Leon Goretzka hielt beflissen am Ratschlag seines Trainers fest. Der als „Musterprofi“ und „Paradebeispiel“ gefeierte Matchwinner des FC Bayern München schwieg auch zum Ende eines großen Tages. „Leon hat immer gearbeitet, war immer hungrig im Training. Er hat auf die richtige Art reagiert, mit den Füßen, nicht mit Worten“, sagte Trainer Vincent Kompany. Der Belgier ernannte den Nationalspieler a.D. vor dem Start in die Champions-League-Woche mit der Dienstreise nach Rotterdam kurzerhand zum Kollegen-Vorbild. „Ich würde das jedem Profi empfehlen.“
Mit seinem dritten Bundesliga-Doppelpack kürte sich der im Sommer fast aussortierte Goretzka zum umjubelten Star des 3:2 (2:1) gegen den VfL Wolfsburg und sorgte für den perfekten Münchner Neun-Punkte-Jahresstart. „Leon hat keine einfache Zeit gehabt“, sagte Sportvorstand Max Eberl. „Es ist bemerkenswert und bewundernswert, wie er sich reinschmeißt. Er hat sich nicht hängen lassen, er gibt Gas, er hat sich belohnt. Dementsprechend kann man von einem Musterprofi sprechen.“
Die sportliche Führung um Eberl hatte dem für die Heim-Europameisterschaft ausgebooteten Goretzka einen Wechsel im Sommer nahegelegt. Aleksandar Pavlovic gehört die Mittelfeldzukunft in München, João Palhinha kam als kostspieliger Zugang, Joshua Kimmich ist unter Kompany in der Zentrale gesetzt. Wohin also mit dem Box-to-Box-Spieler, der zudem ein üppiges Jahresgehalt kassiert, lautete die Frage.
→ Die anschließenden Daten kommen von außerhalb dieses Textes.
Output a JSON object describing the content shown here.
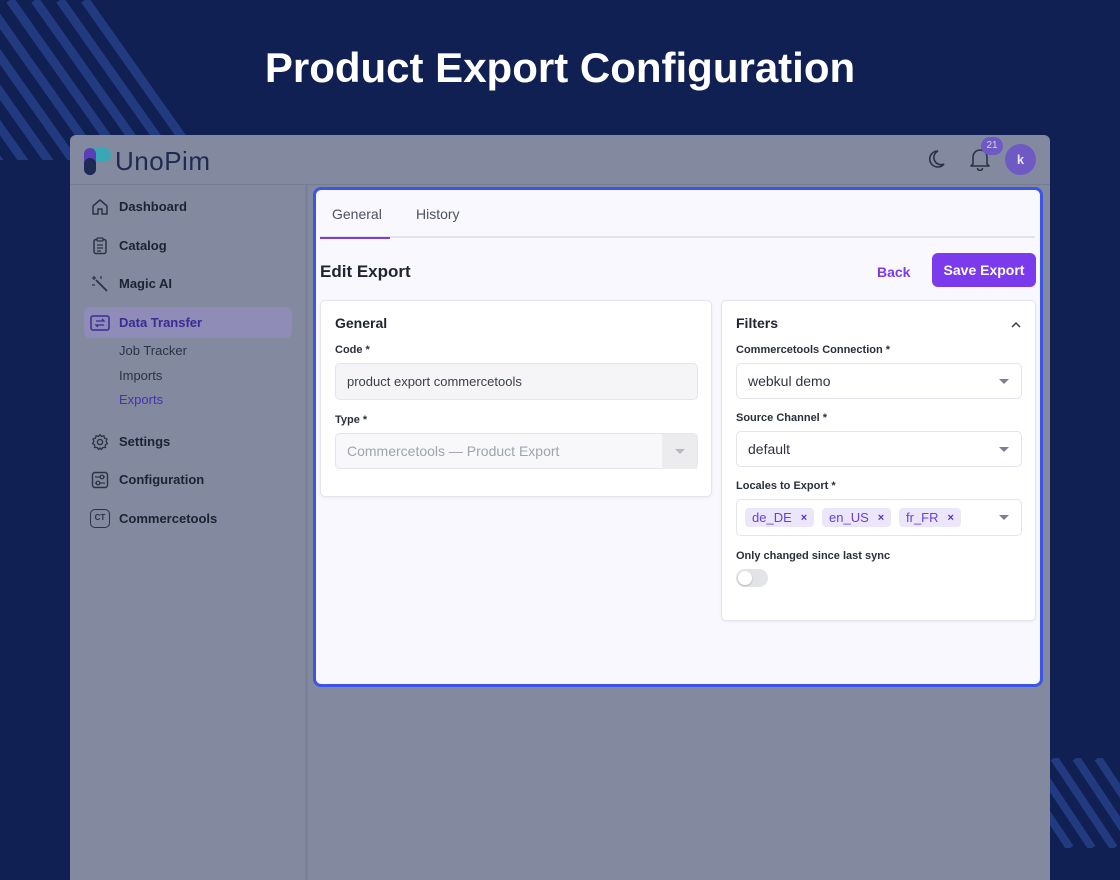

Der bald 30-Jährige blieb trotz schlechter Aussichten. Die Ausfälle von Pavlovic und Palhinha bescherten Goretzka in dieser Saison nach anfänglich nur auf Mini-Job-Basis bewilligter Arbeitszeit mehr Chancen. Mit zuletzt wiederholten Einsätzen über 90 Minuten sowie einem starken Auftritt gegen Wolfsburg mit über 100 Ballaktionen und einer Passquote von 95 Prozent steigerte er das Selbstvertrauen weiter.
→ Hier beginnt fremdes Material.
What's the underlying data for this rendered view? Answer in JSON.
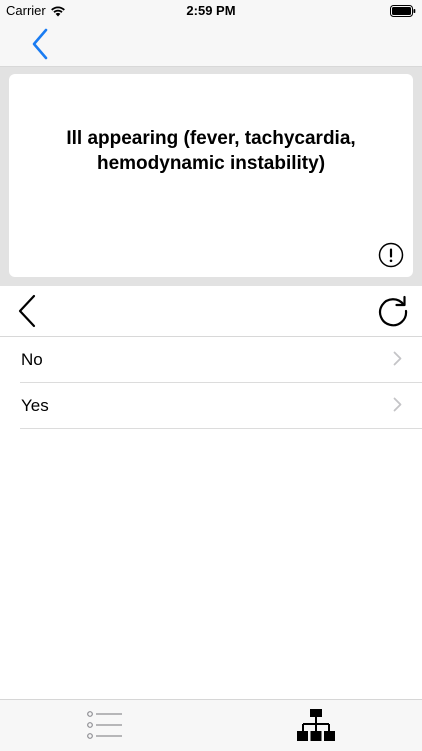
{
  "status_bar": {
    "carrier": "Carrier",
    "time": "2:59 PM"
  },
  "card": {
    "text": "Ill appearing (fever, tachycardia, hemodynamic instability)"
  },
  "options": [
    {
      "label": "No"
    },
    {
      "label": "Yes"
    }
  ],
  "icons": {
    "nav_back": "chevron-left-icon",
    "info": "exclamation-circle-icon",
    "tool_back": "chevron-left-icon",
    "restart": "refresh-icon",
    "tab_list": "list-icon",
    "tab_tree": "sitemap-icon"
  },
  "colors": {
    "accent": "#1a7cf2",
    "nav_background": "#f7f7f7",
    "card_area_background": "#e2e2e2"
  }
}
„Wir haben ihm den Rücken gestärkt und wussten, dass seine Zeit kommen wird“, sagte Kapitän Manuel Neuer. „Jeder Spieler wird bei uns gebraucht. Und wenn man weiter hart an sich arbeitet und auch den Kopf nicht in den Sand steckt, dann ist es auch ganz normal, dass man dafür belohnt wird.“
Über eine 180-Grad-Wende in der Zukunftsplanung des bis 2026 an den deutschen Fußball-Rekordmeister gebundenen Goretzka mochte Eberl nicht spekulieren. „Gott sei Dank“ habe der Mittelfeldakteur ja noch einen Vertrag über den Sommer hinaus. Kaderfragen für die neue Saison sind aber trotzdem zu klären. Zumal Mittelfeldtalent Tom Bischof von der TSG 1899 Hoffenheim als Zugang gilt.
„Wir reden jetzt nicht über die neue Saison. Wir reden jetzt darüber, was die Saison betrifft. Da ist er Teil und wird dir hoffentlich helfen, dass wir die größtmöglichen Erfolge einfahren“, sagte Eberl. Neuer hätte nichts dagegen, wenn sein Ruhrpott-Kumpel länger in München bleiben würde. „Wenn er so weiter spielt, spricht natürlich nichts dagegen“, sagte der 38-Jährige.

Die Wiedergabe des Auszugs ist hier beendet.